In a January 21, 1951 interview, Tom Kenney, a functionary at Fenway Park, recalled when he tended bar at the “thirst emporium”—an illogical if atmospheric phrasing of the day—when it was in its glory:

“It was located on Ruggles Street and Columbus Avenue, Roxbury, and it was almost impossible to go to either the Walpole Street (National League) or the Huntington Avenue Grounds (American League) without passing it going or coming. It was what the Army engineers might say “strategically located.’

“Nuf Ced got his tag from a short, terse statement he’d make whenever a customer from the midwest might become a little over-enthusiastic over Bill Bradley’s third-basing talents, as compared to Jimmy Collins, the idol of the Boston fans.... When the argument started to heat up, Mr. McGreevey would say, ‘Nuf Ced,’ which meant the argufiers would have to pipe down or be ejected. And he always had a big, strong bouncer on the payroll to see that peace prevailed; and the boys could continue their argument in the middle of Columbus Avenue, where the stout limbs of the law would take it from there.

“But usually it was nice and orderly. Most of the customers would take their scuttle of suds (glass of beer) and look at the pictures of the star ballplayers of that era or discuss what had taken place at the Walpole Street Grounds or the Huntington Avenue Grounds that afternoon.”

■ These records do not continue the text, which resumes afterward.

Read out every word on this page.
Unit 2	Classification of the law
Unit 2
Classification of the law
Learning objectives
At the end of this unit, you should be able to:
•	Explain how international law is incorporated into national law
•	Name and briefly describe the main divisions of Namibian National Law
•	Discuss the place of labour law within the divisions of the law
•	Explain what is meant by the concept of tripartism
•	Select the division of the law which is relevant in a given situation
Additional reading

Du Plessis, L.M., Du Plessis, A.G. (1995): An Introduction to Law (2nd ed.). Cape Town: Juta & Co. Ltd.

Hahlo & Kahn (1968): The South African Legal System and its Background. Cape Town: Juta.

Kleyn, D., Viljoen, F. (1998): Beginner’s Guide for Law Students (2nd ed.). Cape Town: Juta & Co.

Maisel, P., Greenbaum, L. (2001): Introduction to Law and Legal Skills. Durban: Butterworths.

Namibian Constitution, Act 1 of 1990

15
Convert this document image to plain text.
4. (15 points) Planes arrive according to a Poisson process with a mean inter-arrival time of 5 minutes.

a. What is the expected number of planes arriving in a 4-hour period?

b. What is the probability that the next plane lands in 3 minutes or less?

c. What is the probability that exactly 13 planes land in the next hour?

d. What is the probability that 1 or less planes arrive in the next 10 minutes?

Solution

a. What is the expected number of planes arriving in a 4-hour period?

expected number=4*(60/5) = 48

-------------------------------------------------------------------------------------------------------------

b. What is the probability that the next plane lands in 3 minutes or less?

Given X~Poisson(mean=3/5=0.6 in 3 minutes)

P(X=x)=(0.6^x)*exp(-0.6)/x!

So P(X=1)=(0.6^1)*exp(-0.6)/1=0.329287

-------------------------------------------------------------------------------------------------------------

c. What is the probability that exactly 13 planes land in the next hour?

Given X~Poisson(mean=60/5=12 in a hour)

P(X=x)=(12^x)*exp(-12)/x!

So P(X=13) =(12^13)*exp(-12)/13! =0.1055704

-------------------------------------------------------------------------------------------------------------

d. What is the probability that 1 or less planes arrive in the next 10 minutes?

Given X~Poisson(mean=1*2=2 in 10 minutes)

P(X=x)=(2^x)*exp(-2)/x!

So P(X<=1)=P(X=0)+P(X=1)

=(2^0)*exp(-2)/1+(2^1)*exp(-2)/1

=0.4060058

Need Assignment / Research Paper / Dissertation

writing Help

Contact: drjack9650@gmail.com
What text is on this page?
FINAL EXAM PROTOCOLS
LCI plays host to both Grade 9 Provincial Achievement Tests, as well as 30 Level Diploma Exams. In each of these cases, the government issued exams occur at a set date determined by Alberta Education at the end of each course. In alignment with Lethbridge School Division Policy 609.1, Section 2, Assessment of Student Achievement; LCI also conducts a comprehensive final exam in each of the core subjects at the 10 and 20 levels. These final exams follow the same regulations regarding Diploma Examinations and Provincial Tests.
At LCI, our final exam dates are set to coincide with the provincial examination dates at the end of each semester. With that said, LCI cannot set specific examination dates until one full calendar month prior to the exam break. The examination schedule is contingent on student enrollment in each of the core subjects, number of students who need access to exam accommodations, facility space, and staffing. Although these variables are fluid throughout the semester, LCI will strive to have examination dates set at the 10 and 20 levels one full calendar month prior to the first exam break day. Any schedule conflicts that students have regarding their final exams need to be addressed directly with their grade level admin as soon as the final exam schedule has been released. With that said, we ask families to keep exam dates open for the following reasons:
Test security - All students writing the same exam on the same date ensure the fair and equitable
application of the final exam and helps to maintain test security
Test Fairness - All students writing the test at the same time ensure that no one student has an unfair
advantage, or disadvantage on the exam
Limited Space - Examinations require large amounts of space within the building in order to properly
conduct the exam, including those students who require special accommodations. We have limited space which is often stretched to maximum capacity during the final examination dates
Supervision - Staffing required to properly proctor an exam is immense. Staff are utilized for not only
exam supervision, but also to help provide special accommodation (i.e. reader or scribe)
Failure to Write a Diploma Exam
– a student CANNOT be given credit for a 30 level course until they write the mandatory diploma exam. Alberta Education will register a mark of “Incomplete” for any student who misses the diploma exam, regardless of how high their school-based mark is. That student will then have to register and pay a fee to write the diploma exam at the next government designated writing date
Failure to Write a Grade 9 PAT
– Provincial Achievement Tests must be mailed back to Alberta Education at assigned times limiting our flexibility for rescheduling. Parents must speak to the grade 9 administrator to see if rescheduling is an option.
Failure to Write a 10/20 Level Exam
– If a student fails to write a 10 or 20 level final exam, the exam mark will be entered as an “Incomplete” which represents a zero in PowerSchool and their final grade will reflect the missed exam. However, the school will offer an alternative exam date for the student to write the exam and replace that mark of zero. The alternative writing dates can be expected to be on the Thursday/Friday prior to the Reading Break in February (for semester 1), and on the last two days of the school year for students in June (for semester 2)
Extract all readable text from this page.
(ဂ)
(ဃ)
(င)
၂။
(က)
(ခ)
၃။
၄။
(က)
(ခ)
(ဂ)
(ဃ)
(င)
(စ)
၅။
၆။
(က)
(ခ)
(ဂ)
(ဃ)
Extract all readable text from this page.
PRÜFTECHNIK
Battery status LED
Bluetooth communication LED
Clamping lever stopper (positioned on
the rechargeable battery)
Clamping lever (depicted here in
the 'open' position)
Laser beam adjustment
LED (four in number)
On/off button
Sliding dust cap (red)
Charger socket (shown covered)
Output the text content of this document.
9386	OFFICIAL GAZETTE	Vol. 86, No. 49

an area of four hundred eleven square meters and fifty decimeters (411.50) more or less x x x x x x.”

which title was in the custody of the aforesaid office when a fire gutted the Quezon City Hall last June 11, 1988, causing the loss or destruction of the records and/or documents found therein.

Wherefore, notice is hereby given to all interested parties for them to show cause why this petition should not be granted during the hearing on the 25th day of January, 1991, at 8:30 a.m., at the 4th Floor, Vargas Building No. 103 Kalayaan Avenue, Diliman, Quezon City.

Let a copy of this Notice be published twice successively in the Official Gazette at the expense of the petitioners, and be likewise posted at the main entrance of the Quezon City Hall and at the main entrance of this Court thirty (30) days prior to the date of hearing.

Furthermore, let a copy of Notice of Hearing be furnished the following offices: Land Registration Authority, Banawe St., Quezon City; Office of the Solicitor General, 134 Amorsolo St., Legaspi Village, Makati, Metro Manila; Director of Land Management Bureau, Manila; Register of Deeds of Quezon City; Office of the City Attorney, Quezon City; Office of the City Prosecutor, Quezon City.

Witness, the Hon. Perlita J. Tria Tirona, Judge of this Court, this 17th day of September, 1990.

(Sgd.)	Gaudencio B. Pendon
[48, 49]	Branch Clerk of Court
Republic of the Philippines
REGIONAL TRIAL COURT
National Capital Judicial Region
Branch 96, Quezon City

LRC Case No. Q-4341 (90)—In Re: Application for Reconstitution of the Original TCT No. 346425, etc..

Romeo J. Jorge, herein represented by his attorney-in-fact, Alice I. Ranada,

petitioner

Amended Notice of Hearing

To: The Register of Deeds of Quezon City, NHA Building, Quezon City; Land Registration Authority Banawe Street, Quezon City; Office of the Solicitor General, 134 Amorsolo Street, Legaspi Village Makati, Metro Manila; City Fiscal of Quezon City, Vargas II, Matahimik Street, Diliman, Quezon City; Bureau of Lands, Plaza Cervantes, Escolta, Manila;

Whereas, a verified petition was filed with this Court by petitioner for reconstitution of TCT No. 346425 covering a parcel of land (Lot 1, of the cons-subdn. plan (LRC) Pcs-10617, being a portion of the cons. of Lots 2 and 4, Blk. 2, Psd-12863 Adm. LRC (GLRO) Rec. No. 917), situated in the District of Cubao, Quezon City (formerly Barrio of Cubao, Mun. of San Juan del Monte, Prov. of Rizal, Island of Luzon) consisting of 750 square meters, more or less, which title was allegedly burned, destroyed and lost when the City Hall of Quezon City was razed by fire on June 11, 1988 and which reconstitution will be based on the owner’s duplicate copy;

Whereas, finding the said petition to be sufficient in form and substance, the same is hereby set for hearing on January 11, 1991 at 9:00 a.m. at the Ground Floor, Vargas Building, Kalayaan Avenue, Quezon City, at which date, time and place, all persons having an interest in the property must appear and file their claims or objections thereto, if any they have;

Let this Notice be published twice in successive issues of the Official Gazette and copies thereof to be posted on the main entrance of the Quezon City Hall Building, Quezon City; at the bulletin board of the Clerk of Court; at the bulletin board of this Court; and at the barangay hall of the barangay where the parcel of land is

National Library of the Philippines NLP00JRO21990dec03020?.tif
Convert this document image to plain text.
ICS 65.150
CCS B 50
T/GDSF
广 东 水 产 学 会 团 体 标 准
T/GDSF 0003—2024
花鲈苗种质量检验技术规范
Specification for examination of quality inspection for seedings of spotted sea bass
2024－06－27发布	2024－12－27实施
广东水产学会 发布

And a fella who bought a scuttle of suds might not have to content himself with looking at pictures of ballplayers, Kenney continued. “Jimmy Collins, Chick Stahl, Larry Gardner, Harry Hooper, Hal Janvrin, Babe Ruth, and Eddie McFarland always used to drop in to do a bit of fanning with Nuf Ced. Those were the good old days before anybody ever heard of the Volstead Act (Prohibition) and if anybody had mentioned it they would have thought it was a new act at Keith’s they hadn’t seen.”

Today we get no closer to our idols than talk radio or memorabilia shows but the illusion of intimacy, bred back when giants truly walked among us, endures. They are part of our lives, our extended families. They matter, maybe more than they should.